The median age in the city was 43.0 years. 21.3% of the residents were under the age of 20; 3.6% were between the ages of 20 and 24; 27.2% were from 25 and 44; 27.2% were from 45 and 64; and 20.7% were 65 years of age or older. The gender makeup of the city was 53.9% male and 46.1% female.

===2010 census===
As of the census of 2010, there were 367 people, 164 households, and 106 families living in the city. The population density was 667.3 PD/sqmi. There were 178 housing units at an average density of 323.6 /sqmi. The racial makeup of the city was 94.8% White, 0.5% African American, 1.1% Asian, 1.6% from other races, and 1.9% from two or more races. Hispanic or Latino of any race were 2.2% of the population.

There were 164 households, of which 26.2% had children under the age of 18 living with them, 48.8% were married couples living together, 7.9% had a female householder with no husband present, 7.9% had a male householder with no wife present, and 35.4% were non-families. 30.5% of all households were made up of individuals, and 9.7% had someone living alone who was 65 years of age or older. The average household size was 2.24 and the average family size was 2.74.
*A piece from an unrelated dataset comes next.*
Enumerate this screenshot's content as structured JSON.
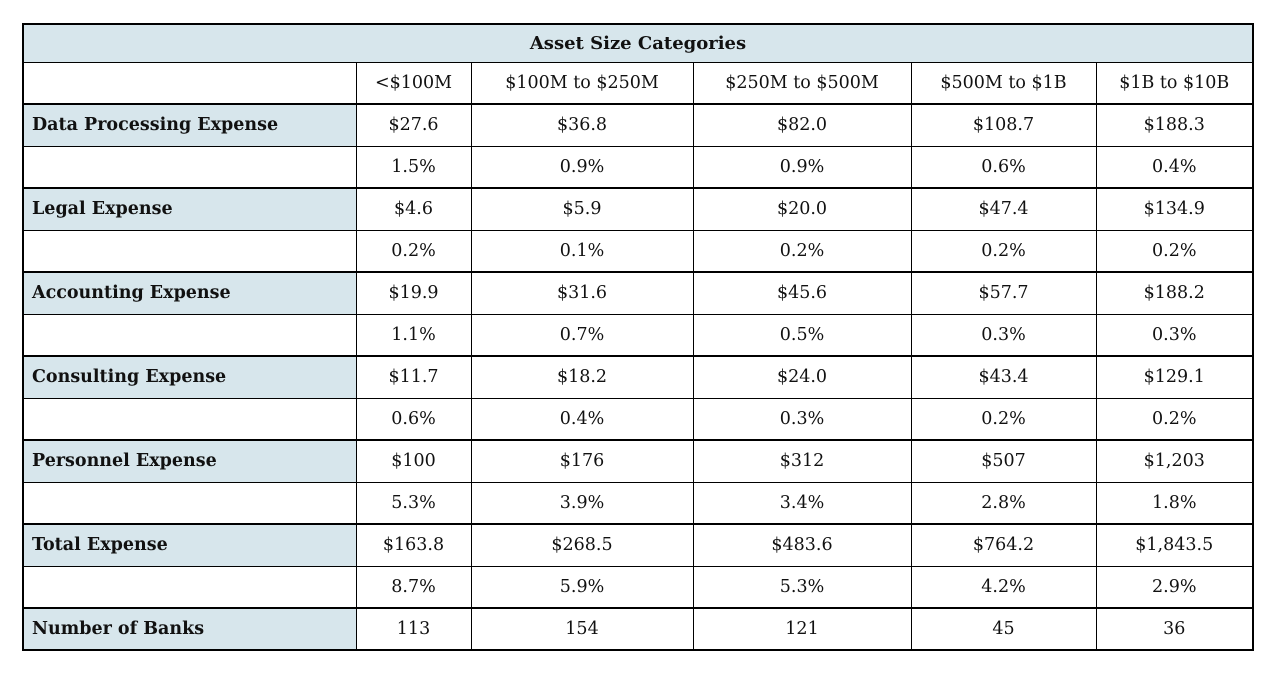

The median age in the city was 39.4 years. 21.8% of residents were under the age of 18; 9.2% were between the ages of 18 and 24; 25.6% were from 25 to 44; 28.1% were from 45 to 64; and 15.3% were 65 years of age or older. The gender makeup of the city was 52.9% male and 47.1% female.

===2000 census===
As of the census of 2000, there were 404 people, 171 households, and 108 families living in the city. The population density was 740.0 PD/sqmi. There were 186 housing units at an average density of 340.7 /sqmi. The racial makeup of the city was 99.01% White, 0.25% African American, 0.50% Asian, and 0.25% from two or more races. Hispanic or Latino of any race were 0.25% of the population.

There were 171 households, out of which 29.8% had children under the age of 18 living with them, 53.8% were married couples living together, 5.8% had a female householder with no husband present, and 36.8% were non-families. 32.7% of all households were made up of individuals, and 15.8% had someone living alone who was 65 years of age or older. The average household size was 2.36 and the average family size was 2.99.
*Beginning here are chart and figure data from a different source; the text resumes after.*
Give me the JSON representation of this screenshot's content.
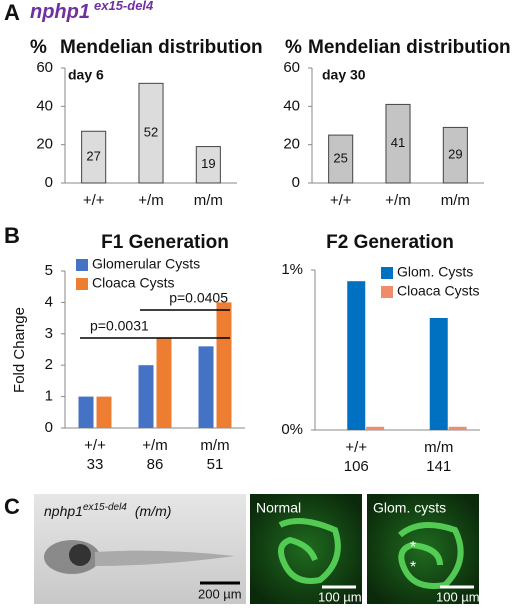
{
  "header": {
    "gene": "nphp1",
    "allele": "ex15-del4"
  },
  "panel_labels": [
    "A",
    "B",
    "C"
  ],
  "chart_data": [
    {
      "type": "bar",
      "title": "Mendelian distribution",
      "y_label": "%",
      "annotation": "day 6",
      "categories": [
        "+/+",
        "+/m",
        "m/m"
      ],
      "values": [
        27,
        52,
        19
      ],
      "color": "#dcdcdc",
      "ylim": [
        0,
        60
      ],
      "yticks": [
        0,
        20,
        40,
        60
      ]
    },
    {
      "type": "bar",
      "title": "Mendelian distribution",
      "y_label": "%",
      "annotation": "day 30",
      "categories": [
        "+/+",
        "+/m",
        "m/m"
      ],
      "values": [
        25,
        41,
        29
      ],
      "color": "#c4c4c4",
      "ylim": [
        0,
        60
      ],
      "yticks": [
        0,
        20,
        40,
        60
      ]
    },
    {
      "type": "grouped-bar",
      "title": "F1 Generation",
      "y_label": "Fold Change",
      "categories": [
        "+/+",
        "+/m",
        "m/m"
      ],
      "n": [
        33,
        86,
        51
      ],
      "series": [
        {
          "name": "Glomerular Cysts",
          "color": "#4472c4",
          "values": [
            1,
            2,
            2.6
          ]
        },
        {
          "name": "Cloaca Cysts",
          "color": "#ed7d31",
          "values": [
            1,
            2.85,
            4
          ]
        }
      ],
      "ylim": [
        0,
        5
      ],
      "yticks": [
        0,
        1,
        2,
        3,
        4,
        5
      ],
      "annotations": [
        "p=0.0031",
        "p=0.0405"
      ]
    },
    {
      "type": "grouped-bar",
      "title": "F2 Generation",
      "categories": [
        "+/+",
        "m/m"
      ],
      "n": [
        106,
        141
      ],
      "series": [
        {
          "name": "Glom. Cysts",
          "color": "#0070c0",
          "values": [
            0.93,
            0.7
          ]
        },
        {
          "name": "Cloaca Cysts",
          "color": "#f08c6c",
          "values": [
            0.02,
            0.02
          ]
        }
      ],
      "ylim": [
        0,
        1
      ],
      "yticks": [
        {
          "value": 0,
          "label": "0%"
        },
        {
          "value": 1,
          "label": "1%"
        }
      ]
    }
  ],
  "images": {
    "genotype": "(m/m)",
    "scale_left": "200 µm",
    "normal": "Normal",
    "cysts": "Glom. cysts",
    "scale_mid": "100 µm",
    "scale_right": "100 µm",
    "marker": "*"
  }
}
In the city, the population was spread out, with 25.7% under the age of 18, 9.9% from 18 to 24, 27.2% from 25 to 44, 18.8% from 45 to 64, and 18.3% who were 65 years of age or older. The median age was 35 years. For every 100 females, there were 104.0 males. For every 100 females age 18 and over, there were 101.3 males.
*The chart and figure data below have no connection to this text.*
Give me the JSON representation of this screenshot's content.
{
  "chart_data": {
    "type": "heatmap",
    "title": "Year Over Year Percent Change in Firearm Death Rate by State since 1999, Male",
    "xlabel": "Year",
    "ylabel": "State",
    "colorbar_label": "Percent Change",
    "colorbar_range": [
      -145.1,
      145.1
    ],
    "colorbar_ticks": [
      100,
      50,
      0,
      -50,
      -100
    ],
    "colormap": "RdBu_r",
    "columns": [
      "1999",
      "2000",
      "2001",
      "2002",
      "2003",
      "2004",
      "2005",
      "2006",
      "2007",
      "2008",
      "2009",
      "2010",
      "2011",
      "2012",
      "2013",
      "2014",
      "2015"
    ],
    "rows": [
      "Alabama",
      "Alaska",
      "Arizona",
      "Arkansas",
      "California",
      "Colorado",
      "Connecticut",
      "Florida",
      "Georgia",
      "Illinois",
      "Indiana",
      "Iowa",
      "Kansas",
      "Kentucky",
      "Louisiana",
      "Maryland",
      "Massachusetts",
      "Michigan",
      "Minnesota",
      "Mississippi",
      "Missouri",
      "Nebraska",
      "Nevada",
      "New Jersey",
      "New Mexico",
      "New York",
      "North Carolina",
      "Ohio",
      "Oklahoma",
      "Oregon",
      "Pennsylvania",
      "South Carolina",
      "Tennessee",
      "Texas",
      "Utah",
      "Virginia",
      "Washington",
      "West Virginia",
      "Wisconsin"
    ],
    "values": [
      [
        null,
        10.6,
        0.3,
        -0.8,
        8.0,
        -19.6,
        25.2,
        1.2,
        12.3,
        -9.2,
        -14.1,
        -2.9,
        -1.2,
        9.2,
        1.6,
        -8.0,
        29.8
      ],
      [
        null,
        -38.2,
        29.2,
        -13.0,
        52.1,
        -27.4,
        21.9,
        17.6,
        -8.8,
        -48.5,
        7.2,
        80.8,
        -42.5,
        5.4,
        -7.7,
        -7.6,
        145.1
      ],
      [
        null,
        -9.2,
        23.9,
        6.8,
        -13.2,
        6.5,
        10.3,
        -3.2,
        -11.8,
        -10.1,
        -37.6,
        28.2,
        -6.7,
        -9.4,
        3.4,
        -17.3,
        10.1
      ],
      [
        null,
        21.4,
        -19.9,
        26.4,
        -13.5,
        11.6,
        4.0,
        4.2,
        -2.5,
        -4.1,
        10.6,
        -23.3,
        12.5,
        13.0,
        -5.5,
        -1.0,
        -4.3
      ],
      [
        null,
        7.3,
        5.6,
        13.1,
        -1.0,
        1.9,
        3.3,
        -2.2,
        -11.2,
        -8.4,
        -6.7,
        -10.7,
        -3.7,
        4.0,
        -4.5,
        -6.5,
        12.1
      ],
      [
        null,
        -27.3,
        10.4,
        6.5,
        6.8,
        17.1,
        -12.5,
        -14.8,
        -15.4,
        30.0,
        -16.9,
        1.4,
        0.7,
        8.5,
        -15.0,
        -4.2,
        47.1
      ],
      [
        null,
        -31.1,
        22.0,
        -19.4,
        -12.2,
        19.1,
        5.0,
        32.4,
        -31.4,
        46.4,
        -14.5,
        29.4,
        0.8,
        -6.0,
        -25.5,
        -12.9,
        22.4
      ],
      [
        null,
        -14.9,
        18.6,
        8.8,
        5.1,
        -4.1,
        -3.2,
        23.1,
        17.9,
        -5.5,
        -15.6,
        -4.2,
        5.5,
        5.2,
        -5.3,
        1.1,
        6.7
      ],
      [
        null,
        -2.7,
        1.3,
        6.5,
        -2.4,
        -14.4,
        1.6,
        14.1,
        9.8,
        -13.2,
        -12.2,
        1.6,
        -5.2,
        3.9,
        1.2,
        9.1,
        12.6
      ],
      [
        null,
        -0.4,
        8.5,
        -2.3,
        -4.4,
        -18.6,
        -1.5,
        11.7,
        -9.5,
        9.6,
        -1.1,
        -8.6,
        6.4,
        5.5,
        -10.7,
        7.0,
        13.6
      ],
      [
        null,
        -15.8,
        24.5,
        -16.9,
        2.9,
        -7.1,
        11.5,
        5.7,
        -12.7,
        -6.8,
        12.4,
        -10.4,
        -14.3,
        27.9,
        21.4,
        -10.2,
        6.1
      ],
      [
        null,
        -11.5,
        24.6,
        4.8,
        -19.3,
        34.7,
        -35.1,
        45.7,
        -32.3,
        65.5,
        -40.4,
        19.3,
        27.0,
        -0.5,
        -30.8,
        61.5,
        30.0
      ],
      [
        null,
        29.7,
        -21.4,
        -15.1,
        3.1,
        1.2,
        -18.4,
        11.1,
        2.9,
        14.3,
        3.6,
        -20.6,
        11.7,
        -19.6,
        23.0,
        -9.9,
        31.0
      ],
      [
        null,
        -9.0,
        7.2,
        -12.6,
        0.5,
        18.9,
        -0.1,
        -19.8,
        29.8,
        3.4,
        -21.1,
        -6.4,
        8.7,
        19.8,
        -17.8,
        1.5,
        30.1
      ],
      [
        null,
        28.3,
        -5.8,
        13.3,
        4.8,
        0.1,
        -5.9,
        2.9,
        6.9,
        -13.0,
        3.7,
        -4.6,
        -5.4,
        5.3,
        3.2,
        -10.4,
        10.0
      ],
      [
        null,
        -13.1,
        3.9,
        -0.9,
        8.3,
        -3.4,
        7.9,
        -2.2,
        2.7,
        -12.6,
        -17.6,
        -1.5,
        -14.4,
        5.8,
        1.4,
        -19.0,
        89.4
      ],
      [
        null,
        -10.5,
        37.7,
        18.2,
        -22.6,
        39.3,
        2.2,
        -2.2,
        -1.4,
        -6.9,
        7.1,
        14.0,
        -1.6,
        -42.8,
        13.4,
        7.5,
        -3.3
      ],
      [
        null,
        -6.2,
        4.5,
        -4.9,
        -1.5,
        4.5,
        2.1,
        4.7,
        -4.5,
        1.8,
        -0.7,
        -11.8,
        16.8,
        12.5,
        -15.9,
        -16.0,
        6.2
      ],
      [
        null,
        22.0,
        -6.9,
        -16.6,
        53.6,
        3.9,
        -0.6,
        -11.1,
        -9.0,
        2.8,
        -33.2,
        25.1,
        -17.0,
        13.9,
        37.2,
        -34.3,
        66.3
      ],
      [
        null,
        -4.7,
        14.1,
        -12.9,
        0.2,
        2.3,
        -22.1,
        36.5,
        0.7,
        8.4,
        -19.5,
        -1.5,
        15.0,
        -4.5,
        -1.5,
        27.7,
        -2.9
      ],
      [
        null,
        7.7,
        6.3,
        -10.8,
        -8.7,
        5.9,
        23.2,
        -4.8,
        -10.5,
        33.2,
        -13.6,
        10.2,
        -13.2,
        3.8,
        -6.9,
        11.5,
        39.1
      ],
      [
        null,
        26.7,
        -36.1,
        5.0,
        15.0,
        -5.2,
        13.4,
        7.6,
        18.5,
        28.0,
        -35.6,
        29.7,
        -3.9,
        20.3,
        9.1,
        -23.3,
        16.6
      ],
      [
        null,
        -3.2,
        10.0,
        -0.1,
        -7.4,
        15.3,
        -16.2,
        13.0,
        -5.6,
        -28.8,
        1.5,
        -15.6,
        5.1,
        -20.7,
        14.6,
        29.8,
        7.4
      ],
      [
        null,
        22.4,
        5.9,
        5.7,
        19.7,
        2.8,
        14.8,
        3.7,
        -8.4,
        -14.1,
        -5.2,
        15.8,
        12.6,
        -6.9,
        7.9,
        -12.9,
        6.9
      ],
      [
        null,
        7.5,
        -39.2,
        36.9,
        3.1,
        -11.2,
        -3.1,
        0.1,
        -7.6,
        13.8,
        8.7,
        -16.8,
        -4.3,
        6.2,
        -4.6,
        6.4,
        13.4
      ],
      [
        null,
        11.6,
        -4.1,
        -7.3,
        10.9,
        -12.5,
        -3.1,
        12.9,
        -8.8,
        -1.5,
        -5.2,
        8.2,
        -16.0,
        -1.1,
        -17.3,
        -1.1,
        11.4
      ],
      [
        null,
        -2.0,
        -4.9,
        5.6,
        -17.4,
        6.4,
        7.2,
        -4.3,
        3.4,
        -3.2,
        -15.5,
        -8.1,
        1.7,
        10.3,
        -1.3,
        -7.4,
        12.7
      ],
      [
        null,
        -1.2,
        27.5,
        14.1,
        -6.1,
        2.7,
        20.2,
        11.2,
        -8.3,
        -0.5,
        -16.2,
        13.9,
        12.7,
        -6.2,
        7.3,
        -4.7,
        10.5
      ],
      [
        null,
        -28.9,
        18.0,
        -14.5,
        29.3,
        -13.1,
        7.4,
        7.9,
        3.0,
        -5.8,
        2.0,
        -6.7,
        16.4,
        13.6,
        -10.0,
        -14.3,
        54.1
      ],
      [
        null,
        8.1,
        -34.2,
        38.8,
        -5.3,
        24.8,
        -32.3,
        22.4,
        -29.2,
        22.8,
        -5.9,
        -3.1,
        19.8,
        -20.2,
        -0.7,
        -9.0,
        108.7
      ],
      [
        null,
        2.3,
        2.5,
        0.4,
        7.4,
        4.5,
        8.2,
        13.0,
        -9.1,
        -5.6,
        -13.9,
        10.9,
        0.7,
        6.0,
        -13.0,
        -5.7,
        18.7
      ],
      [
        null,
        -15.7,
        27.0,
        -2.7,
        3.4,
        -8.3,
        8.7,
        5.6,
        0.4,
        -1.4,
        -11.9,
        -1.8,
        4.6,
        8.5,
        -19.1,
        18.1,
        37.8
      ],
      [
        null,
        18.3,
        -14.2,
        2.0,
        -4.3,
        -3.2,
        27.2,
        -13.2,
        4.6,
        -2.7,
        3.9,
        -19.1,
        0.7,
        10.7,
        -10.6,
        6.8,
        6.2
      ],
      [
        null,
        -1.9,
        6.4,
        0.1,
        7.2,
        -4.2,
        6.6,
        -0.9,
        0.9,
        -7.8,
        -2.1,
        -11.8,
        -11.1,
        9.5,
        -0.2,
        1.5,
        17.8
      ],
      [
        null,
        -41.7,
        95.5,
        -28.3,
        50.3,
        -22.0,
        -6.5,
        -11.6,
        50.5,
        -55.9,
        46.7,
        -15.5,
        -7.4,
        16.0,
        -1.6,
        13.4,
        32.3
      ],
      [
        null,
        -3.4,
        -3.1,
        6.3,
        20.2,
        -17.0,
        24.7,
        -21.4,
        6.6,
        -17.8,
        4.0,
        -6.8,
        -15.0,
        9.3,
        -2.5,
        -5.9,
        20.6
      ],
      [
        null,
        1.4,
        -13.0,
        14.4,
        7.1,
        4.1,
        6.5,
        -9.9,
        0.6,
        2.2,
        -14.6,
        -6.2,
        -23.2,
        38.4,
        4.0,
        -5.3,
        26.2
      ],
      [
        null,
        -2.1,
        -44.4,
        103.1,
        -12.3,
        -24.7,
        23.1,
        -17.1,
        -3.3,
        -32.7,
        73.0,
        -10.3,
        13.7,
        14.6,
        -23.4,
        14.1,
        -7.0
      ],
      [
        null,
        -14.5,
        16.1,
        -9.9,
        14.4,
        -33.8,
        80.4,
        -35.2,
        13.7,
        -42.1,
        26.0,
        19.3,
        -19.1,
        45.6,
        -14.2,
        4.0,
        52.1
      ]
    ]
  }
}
The median income for a household in the city was $34,583, and the median income for a family was $39,250. Males had a median income of $25,592 versus $19,306 for females. The per capita income for the city was $16,283. About 8.8% of families and 13.8% of the population were below the poverty line, including 32.5% of those under age 18 and 8.3% of those age 65 or over.

==Education==
Terril is served by the Graettinger–Terril Community School District, formed by the 2010 merger of the Terril and Graettinger districts.